245. “Say not the Struggle Naught availeth” by Arthur Hugh Clough (1819-1861; Wiki)

Say not the struggle naught availeth,

The labour and the wounds are vain,

The enemy faints not, nor faileth,

And as things have been they remain.

If hopes were dupes, fears may be liars;

It may be, in yon smoke conceal’d,

Your comrades chase e’en now the fliers,

And, but for you, possess the field.

For while the tired waves, vainly breaking,

Seem here no painful inch to gain,

Far back, through creeks and inlets making,

Comes silent, flooding in the main.

And not by eastern windows only,

When daylight comes, comes in the light;

In front the sun climbs slow, how slowly!

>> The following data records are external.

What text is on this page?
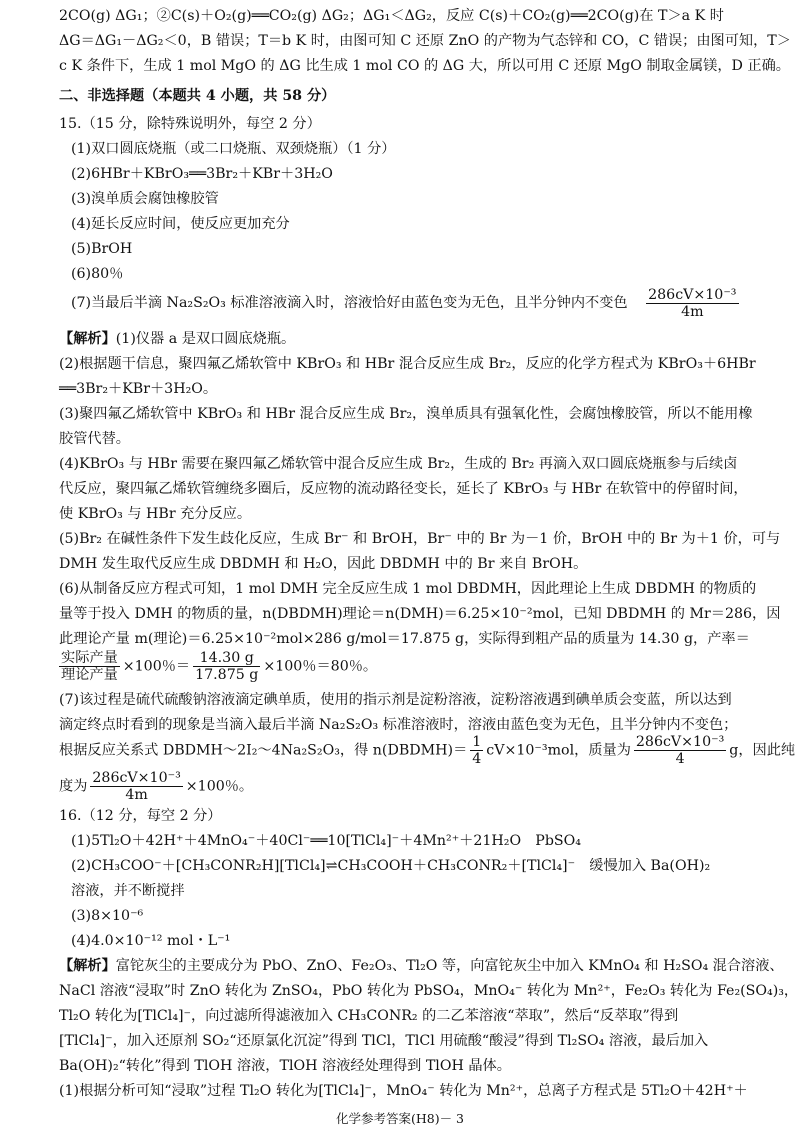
2CO(g) ΔG₁；②C(s)＋O₂(g)══CO₂(g) ΔG₂；ΔG₁＜ΔG₂，反应 C(s)＋CO₂(g)══2CO(g)在 T＞a K 时
ΔG＝ΔG₁－ΔG₂＜0，B 错误；T＝b K 时，由图可知 C 还原 ZnO 的产物为气态锌和 CO，C 错误；由图可知，T＞
c K 条件下，生成 1 mol MgO 的 ΔG 比生成 1 mol CO 的 ΔG 大，所以可用 C 还原 MgO 制取金属镁，D 正确。
二、非选择题（本题共 4 小题，共 58 分）
15.（15 分，除特殊说明外，每空 2 分）
(1)双口圆底烧瓶（或二口烧瓶、双颈烧瓶）（1 分）
(2)6HBr＋KBrO₃══3Br₂＋KBr＋3H₂O
(3)溴单质会腐蚀橡胶管
(4)延长反应时间，使反应更加充分
(5)BrOH
(6)80％
(7)当最后半滴 Na₂S₂O₃ 标准溶液滴入时，溶液恰好由蓝色变为无色，且半分钟内不变色 $\frac{\text{286cV×10⁻³}}{4m}$
【解析】(1)仪器 a 是双口圆底烧瓶。
(2)根据题干信息，聚四氟乙烯软管中 KBrO₃ 和 HBr 混合反应生成 Br₂，反应的化学方程式为 KBrO₃＋6HBr
══3Br₂＋KBr＋3H₂O。
(3)聚四氟乙烯软管中 KBrO₃ 和 HBr 混合反应生成 Br₂，溴单质具有强氧化性，会腐蚀橡胶管，所以不能用橡
胶管代替。
(4)KBrO₃ 与 HBr 需要在聚四氟乙烯软管中混合反应生成 Br₂，生成的 Br₂ 再滴入双口圆底烧瓶参与后续卤
代反应，聚四氟乙烯软管缠绕多圈后，反应物的流动路径变长，延长了 KBrO₃ 与 HBr 在软管中的停留时间，
使 KBrO₃ 与 HBr 充分反应。
(5)Br₂ 在碱性条件下发生歧化反应，生成 Br⁻ 和 BrOH，Br⁻ 中的 Br 为－1 价，BrOH 中的 Br 为＋1 价，可与
DMH 发生取代反应生成 DBDMH 和 H₂O，因此 DBDMH 中的 Br 来自 BrOH。
(6)从制备反应方程式可知，1 mol DMH 完全反应生成 1 mol DBDMH，因此理论上生成 DBDMH 的物质的
量等于投入 DMH 的物质的量，n(DBDMH)理论＝n(DMH)＝6.25×10⁻²mol，已知 DBDMH 的 Mr＝286，因
此理论产量 m(理论)＝6.25×10⁻²mol×286 g/mol＝17.875 g，实际得到粗产品的质量为 14.30 g，产率＝
$\frac{\text{实际产量}}{\text{理论产量}} \times 100$％＝ $\frac{14.30 g}{17.875 g} \times 100$％＝80％。
(7)该过程是硫代硫酸钠溶液滴定碘单质，使用的指示剂是淀粉溶液，淀粉溶液遇到碘单质会变蓝，所以达到
滴定终点时看到的现象是当滴入最后半滴 Na₂S₂O₃ 标准溶液时，溶液由蓝色变为无色，且半分钟内不变色；
根据反应关系式 DBDMH～2I₂～4Na₂S₂O₃，得 n(DBDMH)＝ $\frac{1}{4} cV\times 10^{-3}mol$，质量为 $\frac{\text{286cV×10⁻³}}{4}$ g，因此纯
度为 $\frac{\text{286cV×10⁻³}}{4m} \times 100$％。
16.（12 分，每空 2 分）
(1)5Tl₂O＋42H⁺＋4MnO₄⁻＋40Cl⁻══10[TlCl₄]⁻＋4Mn²⁺＋21H₂O　PbSO₄
(2)CH₃COO⁻＋[CH₃CONR₂H][TlCl₄]⇌CH₃COOH＋CH₃CONR₂＋[TlCl₄]⁻　缓慢加入 Ba(OH)₂
溶液，并不断搅拌
(3)8×10⁻⁶
(4)4.0×10⁻¹² mol・L⁻¹
【解析】富铊灰尘的主要成分为 PbO、ZnO、Fe₂O₃、Tl₂O 等，向富铊灰尘中加入 KMnO₄ 和 H₂SO₄ 混合溶液、
NaCl 溶液“浸取”时 ZnO 转化为 ZnSO₄，PbO 转化为 PbSO₄，MnO₄⁻ 转化为 Mn²⁺，Fe₂O₃ 转化为 Fe₂(SO₄)₃，
Tl₂O 转化为[TlCl₄]⁻，向过滤所得滤液加入 CH₃CONR₂ 的二乙苯溶液“萃取”，然后“反萃取”得到
[TlCl₄]⁻，加入还原剂 SO₂“还原氯化沉淀”得到 TlCl，TlCl 用硫酸“酸浸”得到 Tl₂SO₄ 溶液，最后加入
Ba(OH)₂“转化”得到 TlOH 溶液，TlOH 溶液经处理得到 TlOH 晶体。
(1)根据分析可知“浸取”过程 Tl₂O 转化为[TlCl₄]⁻，MnO₄⁻ 转化为 Mn²⁺，总离子方程式是 5Tl₂O＋42H⁺＋
化学参考答案(H8)－ 3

But westward, look, the land is bright!

(published posthumously 1862)

In an unexpected fit of came across this poem during last week’s wanderings through the OBVV and knew I wanted to blog about it for this week. It seemed at the time like an appropriate coda to the spring semester, following on the last entry. I didn’t realize at the time how devastatingly relevant it would feel after the events of the past week. Suffice it to say that I had a lot of conversations with myself about what, precisely, this struggle was availing and was coming up with “naught” more often than not.

As usual, there’s a lot I want to say about this poem. Because as consolation, it’s slippery at best. It can make you feel a bit better, but you have to work just to get to that point–this poem seems to me to be as much about the effort of hope as it is about the consolations thereof. And this is true from the very first line, which I had trouble holding in my mind this week. For some reason no doubt at least partially related to the flatness of my midwestern American accent, I had an incredibly hard time holding “Say not the struggle naught availeth” in my head. I get tripped up in the knottiness of the not/naught every single time and I kept thinking the words out of order–” ‘Say not the struggle availeth not’…? No, that can’t be right.” At least the not/naught has been untangled for me by listening to a recording of the poem at Classic Poetry Aloud. I highly recommend listening to it, if only because it underlines the degree of deliberation and metrical mindfulness involved in succesfully speaking that first line, even if you happen to be possessed with a deep English-accented male voice.

And I think the difficulty of the opening is incredibly important. It keeps the message of the poem from being either “Cheer up, bucko, things will get better tomorrow” or “ye of little faith, God totally has a plan that you can’t see,” even though there is the sense throughout the poem that many of our problems are ones of perception, of seeing through a glass darkly. Perception, or maybe just language. What’s somewhat troubling about all this, what makes it such fragile consolation, is partly the conditional language (fears only “may” be liars, they could also be telling the truth) and partly the fact that a lot of this boils down to what you call it–say not the struggle naught availeth…even if the struggle, in fact, naught availeth. And, much as in last week’s poem, we have to do a lot of work to articulate exactly what it is we’re *not* saying.

I also feel like this poem is operating on too many different temporal registers to be fully stable. The second stanza seems very individualized, a matter of very limited personal perception, but also seeming to say, “maybe it’s just you, maybe you’re the one holding things up.” The third stanza is geological time, recalling those epic sweeps of In Memoriam–though, of course, that means that the consolatory potential is limited there, too. We can’t count on a beneficent God to pull us out of the mire when we lose our faith; rather, we trust in these mindlessly sublime processes that pass far out of our view. (I’m thinking about the mindlessness of the sublime after reading Gayatri Spivak on “Terror” yesterday.)

The last stanza seems to be the poem’s best effort at bringing the two together, uniting, at least momentarily, the personal and the geological. And I can tell you that this is empirically true. All the windows in my apartment face west; the last stanza seems particularly apropos as I sit here in reflected morning sunlight that is perhaps more conductive to working and thinking than the more direct rays of the afternoon which often encourage me to nap on the couch. The fact that I value the one over the other right now probably signifies that this is a Victorian moment for me.

And I don’t know if any of this is consolatory. Most of the time I’m making up my interpretations as I go along, and I wasn’t expecting to write this way about this poem. (I also planned to do more background on Clough, but he’s not so uncanonical that you can’t find him.) It really was supposed to be my Victorian poetry power ballad, the summer theme song around which I could rally to remind myself why I do what I do. Perhaps it still is, just in a different way.